Ses ongles griffèrent le sol, traçant des sillons de terre. « S’il te plaît… » supplia-t-elle, sans savoir si elle lui demandait d’arrêter ou non.
Il n’arrêta pas. Il ne le pouvait pas.
Ses grognements vibraient contre sa peau, sauvages, possessifs, le son se propageant en elle tandis que ses crocs restaient plantés dans son cou. La morsure les ancrant, les liant. Chaque mouvement de sa queue en elle faisait écho à l’exigence incessante de son loup : prendre, marquer, garder.
Des larmes strièrent ses joues, mais la chaleur aussi — vive, lovée, tenace. La douleur bascula, se chargeant de quelque chose de plus lourd, de plus profond, le plaisir s’y tressant jusqu’à ce que ses sanglots cèdent à des gémissements qu’elle ne pouvait plus retenir.

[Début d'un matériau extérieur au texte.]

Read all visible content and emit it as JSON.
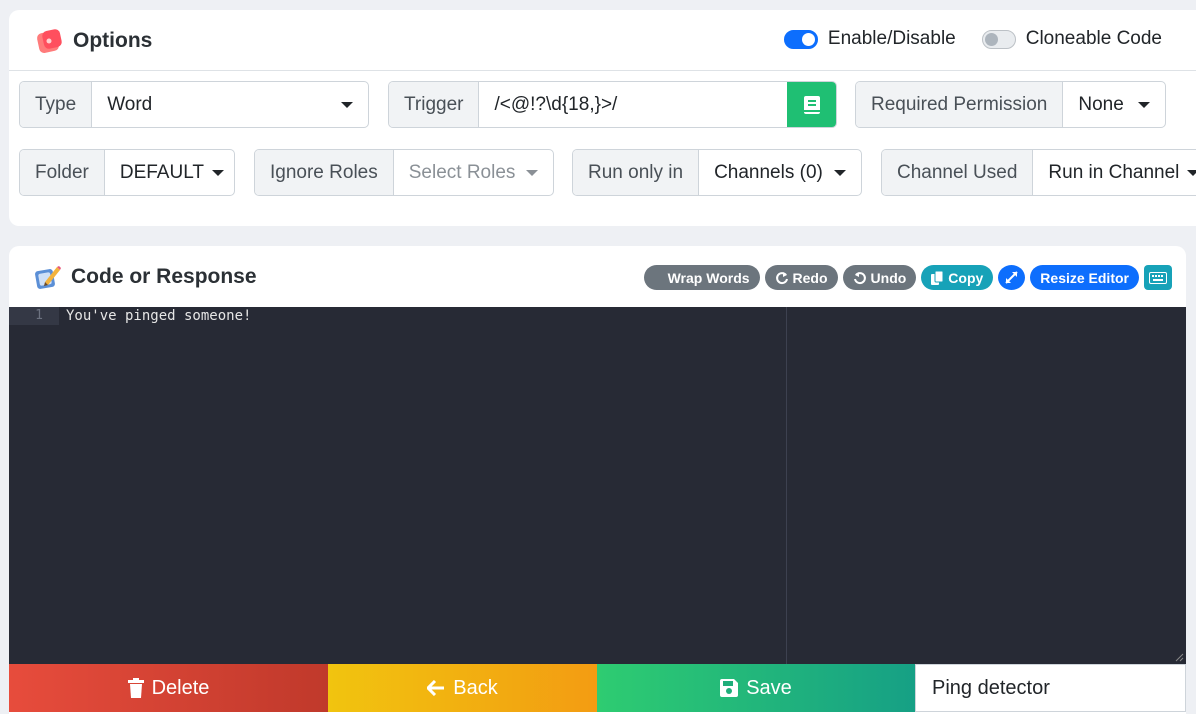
{
  "options": {
    "title": "Options",
    "enable_label": "Enable/Disable",
    "enable_on": true,
    "cloneable_label": "Cloneable Code",
    "cloneable_on": false,
    "type": {
      "label": "Type",
      "value": "Word"
    },
    "trigger": {
      "label": "Trigger",
      "value": "/<@!?\\d{18,}>/"
    },
    "required_permission": {
      "label": "Required Permission",
      "value": "None"
    },
    "folder": {
      "label": "Folder",
      "value": "DEFAULT"
    },
    "ignore_roles": {
      "label": "Ignore Roles",
      "placeholder": "Select Roles"
    },
    "run_only_in": {
      "label": "Run only in",
      "value": "Channels (0)"
    },
    "channel_used": {
      "label": "Channel Used",
      "value": "Run in Channel"
    }
  },
  "code": {
    "title": "Code or Response",
    "toolbar": {
      "wrap": "Wrap Words",
      "redo": "Redo",
      "undo": "Undo",
      "copy": "Copy",
      "resize": "Resize Editor"
    },
    "lines": [
      {
        "number": "1",
        "text": "You've pinged someone!"
      }
    ]
  },
  "footer": {
    "delete": "Delete",
    "back": "Back",
    "save": "Save",
    "name_value": "Ping detector"
  },
  "colors": {
    "accent": "#0d6efd",
    "success": "#1fbf73",
    "editor_bg": "#272a35"
  }
}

Son corps se cambra contre lui, perfide, urgent. Elle se détestait pour ça — le détestait de lui faire ressentir ça. Mais elle n’arrivait pas à s’arrêter. Elle ne pouvait pas respirer sans lui en elle, ne pouvait pas calmer le feu s’il ne la pénétrait pas, encore et encore.
La voix de Julian vibra contre son cou, rauque et écorchée. « À moi. »
Et dans ce rythme brutal, à chaque poussée sauvage, il s’assura qu’elle le sache.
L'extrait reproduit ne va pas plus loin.